Do supplements help with sarcopenia?
Creatine (3-5 g/day) and vitamin D (if deficient) have the best evidence. Creatine enhances the effects of resistance exercise, and vitamin D improves muscle function when levels are low. No supplement replaces resistance training and adequate protein intake.
Is sarcopenia the same as frailty?
No, though they are related. Frailty is a broader clinical syndrome that includes vulnerability to stressors (illness, surgery, trauma). Sarcopenia is one of the main components of frailty, but you can have sarcopenia without being frail, and you can be frail without severe sarcopenia.
References
- Cruz-Jentoft AJ, Sayer AA. "Sarcopenia." The Lancet. 2019;393(10191):2636-2646. PMID: 31171417.
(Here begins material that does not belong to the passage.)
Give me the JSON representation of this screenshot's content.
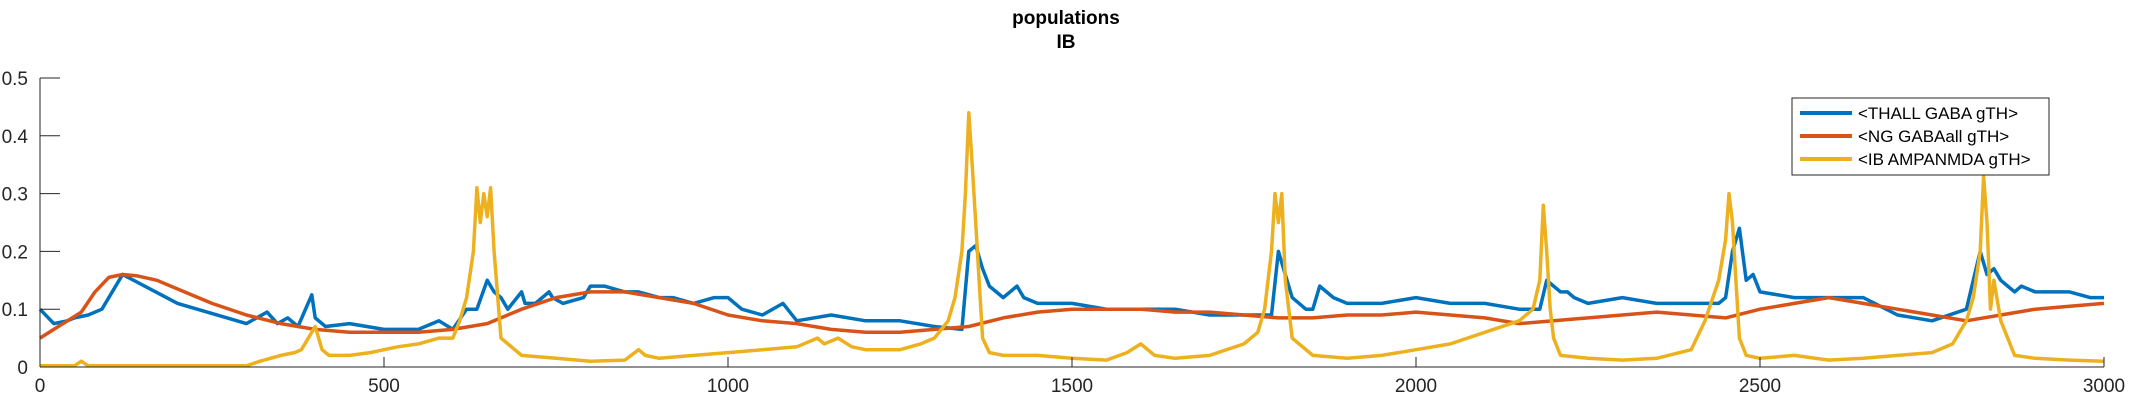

- Cruz-Jentoft AJ, Bahat G, Bauer J, et al. "Sarcopenia: revised European consensus on definition and diagnosis." Age and Ageing. 2019;48(1):16-31. PMID: 30312372.
- Sayer AA, Cruz-Jentoft AJ, et al. "Sarcopenia." Nature Reviews Disease Primers. 2024;10:68. DOI: 10.1038/s41572-024-00559-1.
- Chen LK, et al. "A focus shift from sarcopenia to muscle health in the Asian Working Group for Sarcopenia 2025 Consensus Update." Nature Aging. 2025. PMID: 41188603.
- Pan J, Chen L, Xu T, He Y, Hu X. "Effects of different exercise modalities on pulmonary function in older patients with sarcopenia: A systematic review and meta-analysis." Archives of Gerontology and Geriatrics. 2026;145:106204. PMID: 41861568.
- Leong DP, et al. "Prognostic value of grip strength: findings from the Prospective Urban Rural Epidemiology (PURE) study." The Lancet. 2015;386(9990):266-273. PMID: 25982160.
- Lopez-Otin C, et al. "Hallmarks of aging: An expanding universe." Cell. 2023;186(2):243-278. PMID: 36599349.
- "Effectiveness of different types of exercise based-interventions in sarcopenia: A systematic review and meta-analysis." Ageing Research Reviews. 2025. DOI: 10.1016/j.arr.2025.102576.